Increased erythropoietin (EPO) production is important for erythropoiesis as well as cell viability. The most effective factor for promoting EPO production is hypoxia, which alters the redox state and produces a reducing environment in the cell. In this study, we examined the influence of ethanol on EPO production in HepG2 cells to investigate the effect of increasing the free NADH/NAD+ ratio in the cytosol during normoxia. Ethanol treatment increased the lactate/pyruvate ratio, an index of the cytosolic redox state, in a dose-dependent manner, with maximal promotion of EPO production observed at 300 μM ethanol. These results suggest that altering the cytosolic NADH/NAD+ redox state to the same degree as hypoxia is effective in promoting EPO production. Ethanol (300 μM) increased mRNA expression and protein levels of sirtuin1, which is a transcription factor, related to both hypoxia inducible factor and cytosolic redox state, whereas 2000 μM ethanol did not produce these effects. Although the sirtuin1 inhibitorEX-527 did not affect the lactate/pyruvate ratio, EX-527 inhibited the induction of EPO mRNA expression by 300 μM ethanol.

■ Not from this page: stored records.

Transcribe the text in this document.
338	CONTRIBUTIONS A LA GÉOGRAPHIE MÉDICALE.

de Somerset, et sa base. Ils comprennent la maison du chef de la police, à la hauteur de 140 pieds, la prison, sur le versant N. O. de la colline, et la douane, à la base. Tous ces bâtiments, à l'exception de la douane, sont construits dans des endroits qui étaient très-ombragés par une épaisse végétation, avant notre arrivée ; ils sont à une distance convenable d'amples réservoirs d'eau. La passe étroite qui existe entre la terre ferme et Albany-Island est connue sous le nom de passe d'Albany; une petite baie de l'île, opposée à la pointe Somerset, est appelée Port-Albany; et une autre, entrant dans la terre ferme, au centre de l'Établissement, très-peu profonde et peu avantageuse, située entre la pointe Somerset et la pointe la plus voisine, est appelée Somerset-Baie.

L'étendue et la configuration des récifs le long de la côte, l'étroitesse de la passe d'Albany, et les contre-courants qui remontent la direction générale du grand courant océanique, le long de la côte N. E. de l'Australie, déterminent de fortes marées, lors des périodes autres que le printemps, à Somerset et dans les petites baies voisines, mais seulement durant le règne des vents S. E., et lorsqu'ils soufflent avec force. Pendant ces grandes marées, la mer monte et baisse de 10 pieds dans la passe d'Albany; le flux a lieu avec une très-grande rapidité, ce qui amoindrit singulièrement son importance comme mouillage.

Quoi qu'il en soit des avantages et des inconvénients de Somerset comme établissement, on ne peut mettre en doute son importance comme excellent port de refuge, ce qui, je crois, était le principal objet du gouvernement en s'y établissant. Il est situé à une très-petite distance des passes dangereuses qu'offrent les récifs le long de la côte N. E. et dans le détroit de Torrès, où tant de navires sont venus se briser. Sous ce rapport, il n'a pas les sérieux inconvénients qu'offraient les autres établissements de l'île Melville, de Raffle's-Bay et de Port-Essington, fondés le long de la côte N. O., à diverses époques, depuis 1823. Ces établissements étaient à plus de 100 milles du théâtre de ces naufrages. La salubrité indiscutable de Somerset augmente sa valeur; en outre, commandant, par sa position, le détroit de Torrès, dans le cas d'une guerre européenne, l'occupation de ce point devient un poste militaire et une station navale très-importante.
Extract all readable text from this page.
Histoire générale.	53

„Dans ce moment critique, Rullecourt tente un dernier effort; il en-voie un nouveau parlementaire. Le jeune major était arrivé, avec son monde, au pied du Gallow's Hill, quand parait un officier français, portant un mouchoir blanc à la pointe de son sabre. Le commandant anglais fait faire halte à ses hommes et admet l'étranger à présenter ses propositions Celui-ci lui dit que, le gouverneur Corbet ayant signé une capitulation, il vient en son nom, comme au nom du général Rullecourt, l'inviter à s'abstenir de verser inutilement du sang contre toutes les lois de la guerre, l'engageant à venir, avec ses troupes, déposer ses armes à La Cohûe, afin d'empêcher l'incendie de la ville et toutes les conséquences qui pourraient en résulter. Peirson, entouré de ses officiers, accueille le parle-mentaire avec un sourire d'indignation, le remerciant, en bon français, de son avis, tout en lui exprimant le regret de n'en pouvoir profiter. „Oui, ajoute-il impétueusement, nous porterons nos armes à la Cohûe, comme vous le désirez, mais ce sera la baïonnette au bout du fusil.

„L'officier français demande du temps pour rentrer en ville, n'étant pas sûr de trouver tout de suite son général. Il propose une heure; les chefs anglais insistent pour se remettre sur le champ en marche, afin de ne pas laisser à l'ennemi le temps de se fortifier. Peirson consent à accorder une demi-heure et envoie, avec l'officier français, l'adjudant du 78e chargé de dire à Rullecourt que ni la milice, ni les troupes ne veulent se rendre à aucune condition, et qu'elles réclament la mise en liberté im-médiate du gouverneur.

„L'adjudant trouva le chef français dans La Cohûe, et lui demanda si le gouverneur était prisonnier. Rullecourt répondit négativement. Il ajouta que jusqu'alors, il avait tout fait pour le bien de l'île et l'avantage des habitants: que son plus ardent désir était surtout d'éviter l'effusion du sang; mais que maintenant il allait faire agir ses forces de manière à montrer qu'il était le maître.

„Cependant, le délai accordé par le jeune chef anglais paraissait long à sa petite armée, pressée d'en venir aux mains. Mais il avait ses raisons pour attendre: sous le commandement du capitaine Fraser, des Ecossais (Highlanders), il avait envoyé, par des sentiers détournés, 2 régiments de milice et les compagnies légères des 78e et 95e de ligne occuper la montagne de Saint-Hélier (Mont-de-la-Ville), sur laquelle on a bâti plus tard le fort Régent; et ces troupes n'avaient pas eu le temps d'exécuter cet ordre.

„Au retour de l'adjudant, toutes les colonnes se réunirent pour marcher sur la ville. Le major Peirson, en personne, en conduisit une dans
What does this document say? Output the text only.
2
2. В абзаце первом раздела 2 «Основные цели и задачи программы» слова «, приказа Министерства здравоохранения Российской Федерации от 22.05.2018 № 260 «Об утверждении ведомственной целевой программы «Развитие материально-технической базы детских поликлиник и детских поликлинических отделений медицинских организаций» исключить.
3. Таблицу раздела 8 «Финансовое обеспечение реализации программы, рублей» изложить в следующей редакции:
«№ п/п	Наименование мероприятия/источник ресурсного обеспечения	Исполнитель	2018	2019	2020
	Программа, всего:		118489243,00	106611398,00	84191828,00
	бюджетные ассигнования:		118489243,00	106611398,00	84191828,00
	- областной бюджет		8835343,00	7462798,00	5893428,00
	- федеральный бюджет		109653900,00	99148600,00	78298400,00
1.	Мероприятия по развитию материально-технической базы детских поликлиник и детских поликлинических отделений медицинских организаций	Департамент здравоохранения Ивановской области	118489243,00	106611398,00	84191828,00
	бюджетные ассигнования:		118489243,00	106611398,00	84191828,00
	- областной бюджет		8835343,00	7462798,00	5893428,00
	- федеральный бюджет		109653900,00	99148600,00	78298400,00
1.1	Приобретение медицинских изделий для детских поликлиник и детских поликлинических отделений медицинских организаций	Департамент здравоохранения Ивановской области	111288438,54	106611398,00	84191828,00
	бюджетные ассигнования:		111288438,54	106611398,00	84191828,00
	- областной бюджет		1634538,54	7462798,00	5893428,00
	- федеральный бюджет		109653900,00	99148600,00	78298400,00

In rat primary hepatocytes and kidney cells, 300 μM ethanol increased sirtuin1 and EPO mRNA expression, as well as EPO concentrations in media. In conclusion, we showed low concentrations of ethanol promote EPO production by increasing sirtuin1 in HepG2 cells, as well as primary liver and kidney cells. The use of ethanol represents a hypoxia-independent method to promote EPO production.